We would like to take advantage of the abstract algebraic structures defined in Abstract to simplify the problem. Everything depends on the T value: it turns out that, if T has certain properties, we can actually run our processes in a distributed and efficient way without any risk.

We have a collection of these processes, and we'd like to run all of them by distributing computation to many units: the processes can require different times to complete, and we'd like to distribute our processing units to different threads/queues.

class ProcessingUnit {
    let context: Context
    init(context: Context) {
        self.context = context
    }
    
    func execute<T>(_ process: Process<T>, onComplete: @escaping (T) -> ()) {
        context.execute {
            let value = process.run()
            onComplete(value)
        }
    }
}

The ProcessingUnit uses an execution context on which to run the process: we can represent this with a protocol and make DispatchQueue conform to it:

protocol Context {
    func execute(_ call: @escaping () -> ())
}

extension DispatchQueue: Context {
    func execute(_ call: @escaping () -> ()) {
        async {
            call()
        }
    }
}

A Collector class will receive all the T values and combine them together: the requirement on T, in this case, is for it to be a monoid, so it has an .empty value and a <> associative composition operation.

class Collector<T: Monoid> {
    private var current: T = .empty
    func append(_ value: T) {
        current = current <> value
    }
}

Finally, a Distributor class will distribute the work to processing units:

class Distributor {
    let serialContext = DispatchQueue.init(label: "serial")
    
    func distribute<T>(process: Process<T>, to collector: Collector<T>) {
        ProcessingUnit.init(context: serialContext).execute(process, onComplete: collector.append)
    }
}

Notice that, if the only constraint that we impose on T is Monoid (in the code above the requirement is implicit) we cannot do much more than distributing the work on a serial queue, because we need the processes to run and complete in the same order as they're passed to the distributor.

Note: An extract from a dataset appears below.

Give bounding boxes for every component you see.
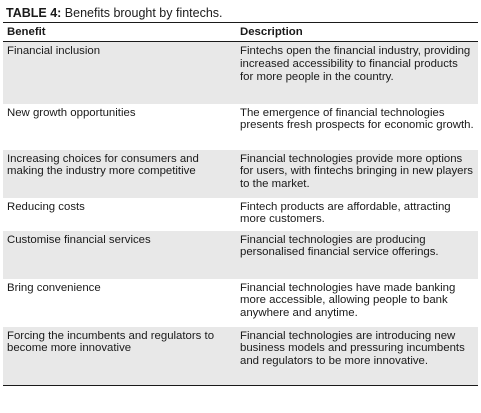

An improvement over this would be if T was a CommutativeMonoid: in this case the <> operation is declared to be commutative, which means that the order of composition doesn't matter. This way we can distribute work over a concurrent queue: even if a process ends before one that started earlier, the commutativity will insure that the composition still makes sense.

class Distributor {
    let concurrentContext = DispatchQueue.init(label: "concurrent", attributes: .concurrent)
    
    func distribute<T>(process: Process<T>, to collector: Collector<T>) where T: CommutativeMonoid {
        ProcessingUnit.init(context: concurrentContext).execute(process, onComplete: collector.append)
    }
}

To make further improvements we could consider the case of actually distributed executions on stateless, uncoordinated contexts that could fail, restart and execute more than once. If T were a BoundedSemilattice we could actually make this kind of context work anyway because the composition operation, other than commutative, would be declared idempotent, that is, applying it twice would be the same as applying it once.

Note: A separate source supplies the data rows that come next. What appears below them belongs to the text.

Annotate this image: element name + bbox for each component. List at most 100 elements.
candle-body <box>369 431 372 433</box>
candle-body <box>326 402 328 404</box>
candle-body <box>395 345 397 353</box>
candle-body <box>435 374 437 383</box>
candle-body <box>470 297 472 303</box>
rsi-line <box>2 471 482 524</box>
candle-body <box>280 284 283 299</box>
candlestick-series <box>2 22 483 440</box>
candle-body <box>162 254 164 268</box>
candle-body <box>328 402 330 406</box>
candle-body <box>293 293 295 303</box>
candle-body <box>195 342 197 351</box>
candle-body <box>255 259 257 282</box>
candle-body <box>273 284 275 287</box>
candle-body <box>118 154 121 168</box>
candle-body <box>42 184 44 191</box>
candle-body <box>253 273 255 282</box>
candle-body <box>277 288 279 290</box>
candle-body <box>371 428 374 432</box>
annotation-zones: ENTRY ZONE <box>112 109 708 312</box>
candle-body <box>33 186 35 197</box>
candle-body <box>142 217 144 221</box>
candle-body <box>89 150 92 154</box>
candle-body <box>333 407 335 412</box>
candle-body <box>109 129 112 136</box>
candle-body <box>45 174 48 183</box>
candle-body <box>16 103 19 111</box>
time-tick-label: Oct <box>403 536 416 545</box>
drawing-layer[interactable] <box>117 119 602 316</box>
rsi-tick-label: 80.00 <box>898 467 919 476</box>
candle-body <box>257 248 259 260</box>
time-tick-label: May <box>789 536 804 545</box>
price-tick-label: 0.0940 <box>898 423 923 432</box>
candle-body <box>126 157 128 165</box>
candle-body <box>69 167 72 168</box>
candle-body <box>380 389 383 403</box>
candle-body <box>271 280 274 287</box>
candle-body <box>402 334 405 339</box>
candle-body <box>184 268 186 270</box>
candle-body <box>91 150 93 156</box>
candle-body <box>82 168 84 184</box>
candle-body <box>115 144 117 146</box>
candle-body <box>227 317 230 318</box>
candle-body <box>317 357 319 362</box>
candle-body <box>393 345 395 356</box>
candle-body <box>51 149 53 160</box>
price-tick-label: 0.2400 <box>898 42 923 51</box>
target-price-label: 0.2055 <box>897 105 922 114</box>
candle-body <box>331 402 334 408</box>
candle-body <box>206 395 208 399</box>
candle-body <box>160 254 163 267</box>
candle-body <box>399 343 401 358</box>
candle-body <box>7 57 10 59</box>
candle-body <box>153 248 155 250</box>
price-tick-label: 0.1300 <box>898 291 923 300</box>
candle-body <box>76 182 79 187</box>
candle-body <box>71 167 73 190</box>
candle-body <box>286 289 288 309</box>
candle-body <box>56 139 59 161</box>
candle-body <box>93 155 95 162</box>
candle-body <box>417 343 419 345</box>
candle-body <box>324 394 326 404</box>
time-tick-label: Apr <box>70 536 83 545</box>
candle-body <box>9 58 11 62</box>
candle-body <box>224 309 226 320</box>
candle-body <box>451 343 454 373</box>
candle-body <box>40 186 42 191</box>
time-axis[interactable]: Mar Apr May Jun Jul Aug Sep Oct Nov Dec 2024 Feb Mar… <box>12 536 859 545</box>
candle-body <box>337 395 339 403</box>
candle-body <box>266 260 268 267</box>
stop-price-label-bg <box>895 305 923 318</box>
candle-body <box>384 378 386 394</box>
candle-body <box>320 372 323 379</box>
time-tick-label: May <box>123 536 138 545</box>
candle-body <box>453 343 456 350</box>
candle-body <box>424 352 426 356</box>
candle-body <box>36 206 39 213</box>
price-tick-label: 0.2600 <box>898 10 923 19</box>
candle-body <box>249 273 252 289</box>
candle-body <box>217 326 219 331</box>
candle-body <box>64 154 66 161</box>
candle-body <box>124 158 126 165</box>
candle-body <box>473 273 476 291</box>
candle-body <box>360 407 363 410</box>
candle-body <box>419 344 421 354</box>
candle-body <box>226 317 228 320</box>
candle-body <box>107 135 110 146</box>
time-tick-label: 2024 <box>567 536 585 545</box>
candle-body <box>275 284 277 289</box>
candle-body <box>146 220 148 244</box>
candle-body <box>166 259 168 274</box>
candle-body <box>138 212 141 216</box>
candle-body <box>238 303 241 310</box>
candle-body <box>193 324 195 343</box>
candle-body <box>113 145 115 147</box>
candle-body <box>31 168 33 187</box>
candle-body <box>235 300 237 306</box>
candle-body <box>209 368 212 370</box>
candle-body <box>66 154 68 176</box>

class Unreliable: Context {
    func execute(_ call: @escaping () -> ()) {
        /// could call more than once
    }
}

class Distributor {
    let unreliableContext = Unreliable()
    
    func distribute<T>(process: Process<T>, to collector: Collector<T>) where T: BoundedSemilattice {
        ProcessingUnit.init(context: unreliableContext).execute(process, onComplete: collector.append)
    }
}

By clearly defining the composition semantics of T we can make assumptions that allow us to be more efficient and less constrained. But making T conform to BoundedSemilattice, CommutativeMonoid or even Monoid will require that the composition operation on T respects some laws like commutativity: Abstract provides functions, defined in the Law namespace, that will allow one to test a type against these laws, thus proving that the type has the required semantics.